Highlights & Insights¶
- Content-agnostic nature of MAS-GLCM is the most prominent contribution: the GLCM computation inherently excludes content information, retaining only texture statistics — thereby decoupling degradation discrimination from image semantics.
- Elegance of the three-stage transition design: generation → bridging → restoration progressively introduces parameters in the diffusion formula to govern the evolution of model capabilities — from pure generation to conditional generation to restoration.
- Reformulation of degradation classification as contrastive learning: the bridging stage uses discrete class labels, while the restoration stage adopts all-negative contrastive learning — accommodating the practical reality that real-world degradations cannot always be explicitly categorized.
Limitations & Future Work¶
- Angle and scale parameters of MAS-GLCM require manual selection.
- Three-stage training increases overall training complexity.

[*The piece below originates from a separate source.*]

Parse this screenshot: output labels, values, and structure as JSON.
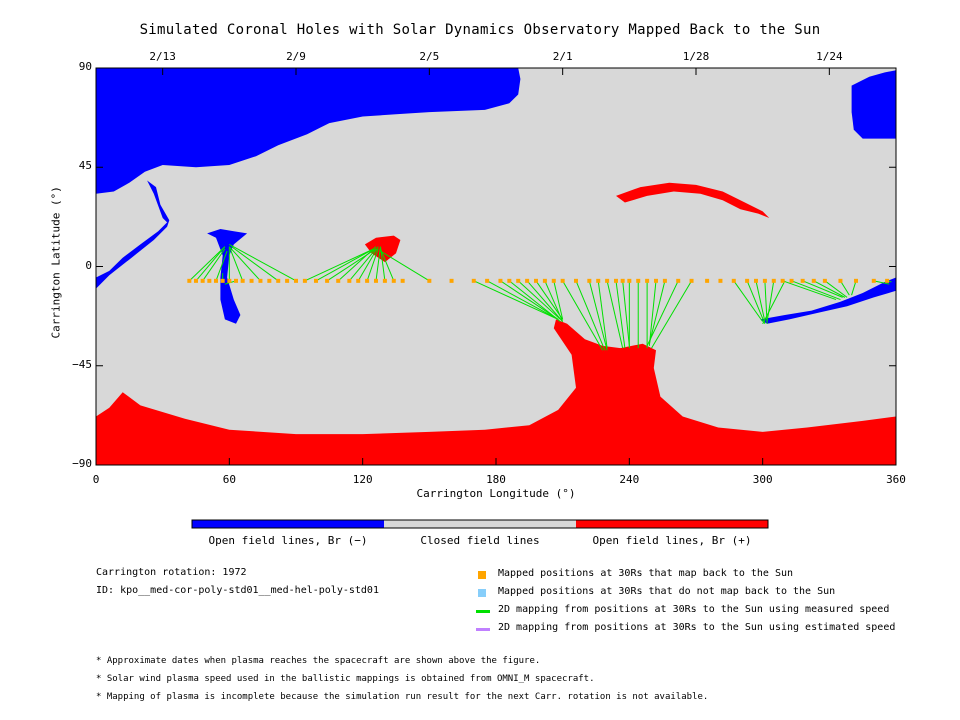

- "Order classification" for real-world degradation relies on approximate pseudo-labels that do not fully reflect true degradation processes.

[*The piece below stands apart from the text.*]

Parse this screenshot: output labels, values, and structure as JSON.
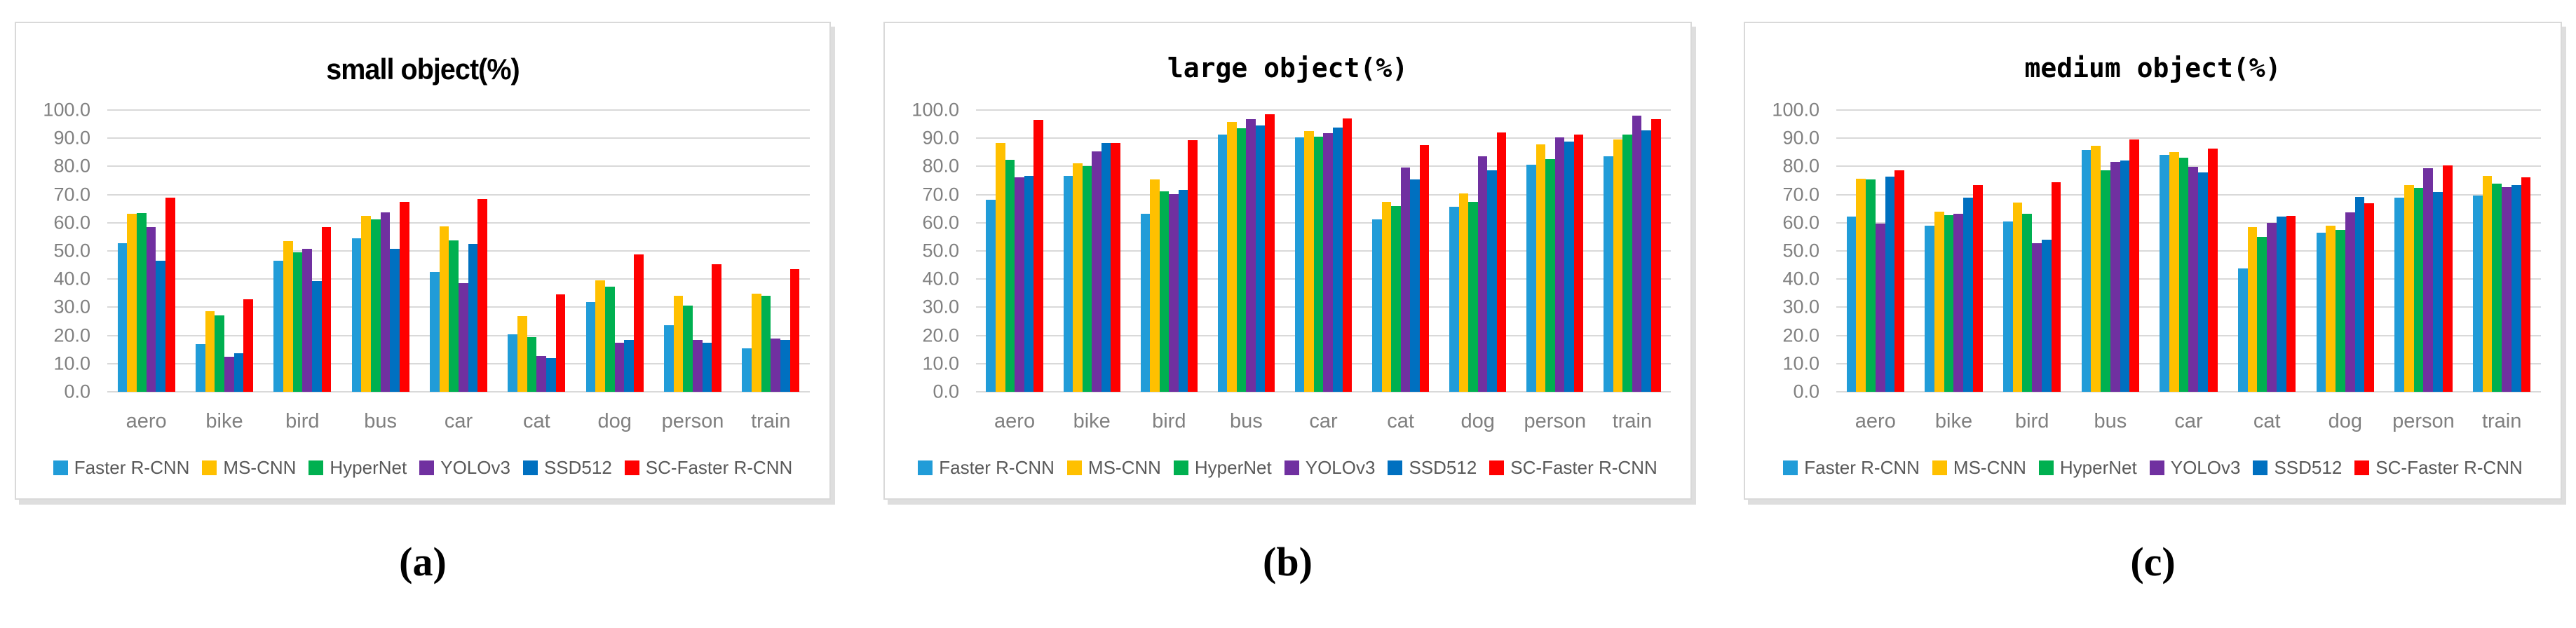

- Validation on temporal scenarios such as video restoration has not been conducted.
Related Work & Insights¶
- vs. PromptIR/AirNet: These methods employ auxiliary networks for degradation discrimination but produce overly smooth outputs; BDG performs discrimination internally within the diffusion model.
- vs. DiffBIR/StableSR: These methods exploit generative priors but lack degradation awareness, resulting in poor fidelity in all-in-one settings; BDG addresses this through MAS-GLCM bridging.
- vs. DiffUIR: DiffUIR predicts only residuals, sacrificing generative priors; BDG simultaneously predicts both noise and residuals, preserving generative priors.
Rating¶
- Novelty: ⭐⭐⭐⭐ MAS-GLCM degradation representation is original; three-stage training design demonstrates substantial depth.
- Experimental Thoroughness: ⭐⭐⭐⭐ Covers degradation classification validation, all-in-one restoration, and real-world super-resolution, though quantitative comparisons with additional baselines are limited.
- Writing Quality: ⭐⭐⭐⭐ Method derivation is clear, though the dense notation requires careful tracking.
- Value: ⭐⭐⭐⭐ The unified discrimination-generation framework offers practically meaningful guidance for the image restoration community.